Entweder Paus weiß wirklich nicht, was Bürokratie bedeutet, oder sie will absichtlich die Diskussion und damit ihre eigentlichen Absichten vernebeln. Ersteres ist eher unwahrscheinlich. Letzteres ist viel wahrscheinlicher, weil machtrational durchaus nachvollziehbar: Mehr Bürokraten heißt mehr Macht – für die Ober-Bürokraten, die sie einstellen und anweisen. 

Das Menschen- und Staatsbild der Grünen

Aus diesen Taten und Äußerungen der Ministerin Paus und ihrer Parteifreunde kann man über deren Einstellungen und politische Absichten zentrale Schlüsse ziehen: 

  • Sie sehen den Staat als in der Bringschuld stehend gegenüber Wohltatenempfängern, denen sie nicht einmal zutrauen, sich um diese Umverteilungsleistungen selbst zu kümmern. Deren Zahl wollen sie nicht mindern, sondern erhöhen. 
  • Sie haben ein nur oberflächlich verschleiertes Interesse an der Expansion des Personals im Öffentlichen Dienst. Nicht Bürokratieabbau, sondern das Gegenteil ist ganz offenkundig ihr Ziel, das durch das Bild vom Staat in der Kümmer-Bringschuld gerechtfertigt wird. 

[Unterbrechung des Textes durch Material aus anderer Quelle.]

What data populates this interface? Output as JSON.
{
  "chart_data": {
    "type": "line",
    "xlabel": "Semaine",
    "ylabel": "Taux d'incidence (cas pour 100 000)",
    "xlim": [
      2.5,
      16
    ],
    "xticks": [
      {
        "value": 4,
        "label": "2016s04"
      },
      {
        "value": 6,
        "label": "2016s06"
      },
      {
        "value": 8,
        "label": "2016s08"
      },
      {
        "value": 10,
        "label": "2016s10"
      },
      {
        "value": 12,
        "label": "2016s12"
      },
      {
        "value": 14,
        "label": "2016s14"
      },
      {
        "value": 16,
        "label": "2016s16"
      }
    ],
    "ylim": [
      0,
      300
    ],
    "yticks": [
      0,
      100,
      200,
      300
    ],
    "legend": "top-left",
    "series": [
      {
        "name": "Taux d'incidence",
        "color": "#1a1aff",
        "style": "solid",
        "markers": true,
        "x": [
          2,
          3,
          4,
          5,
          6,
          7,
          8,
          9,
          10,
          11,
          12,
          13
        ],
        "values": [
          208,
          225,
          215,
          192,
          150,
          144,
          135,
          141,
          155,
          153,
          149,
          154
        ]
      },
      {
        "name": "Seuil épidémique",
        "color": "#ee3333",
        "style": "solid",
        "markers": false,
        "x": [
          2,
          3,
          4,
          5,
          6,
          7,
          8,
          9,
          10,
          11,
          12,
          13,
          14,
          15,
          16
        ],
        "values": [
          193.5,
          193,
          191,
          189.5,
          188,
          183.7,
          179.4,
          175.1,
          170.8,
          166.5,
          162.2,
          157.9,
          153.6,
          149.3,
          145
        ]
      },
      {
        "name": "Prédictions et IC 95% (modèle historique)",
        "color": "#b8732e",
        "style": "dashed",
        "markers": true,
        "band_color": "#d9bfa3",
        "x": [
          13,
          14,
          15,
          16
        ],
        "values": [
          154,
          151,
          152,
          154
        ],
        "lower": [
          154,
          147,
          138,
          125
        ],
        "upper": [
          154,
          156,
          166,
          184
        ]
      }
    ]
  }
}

Dahinter wird ein politisches Denken deutlich, demzufolge die Bürger (beziehungsweise zugewanderte Noch-nicht-Bürger, um die es absehbar bei der Kindergrundsicherung zum großen Teil gehen wird) unmündige Objekte des Kümmerns sind und der Staat ein allmächtiger, immer weiter wachsender Kollektiv-Wohltäter ist. Die Unvereinbarkeit grüner Politik mit einem liberalen Menschen- und Staatsverständnis kann kaum noch deutlicher werden.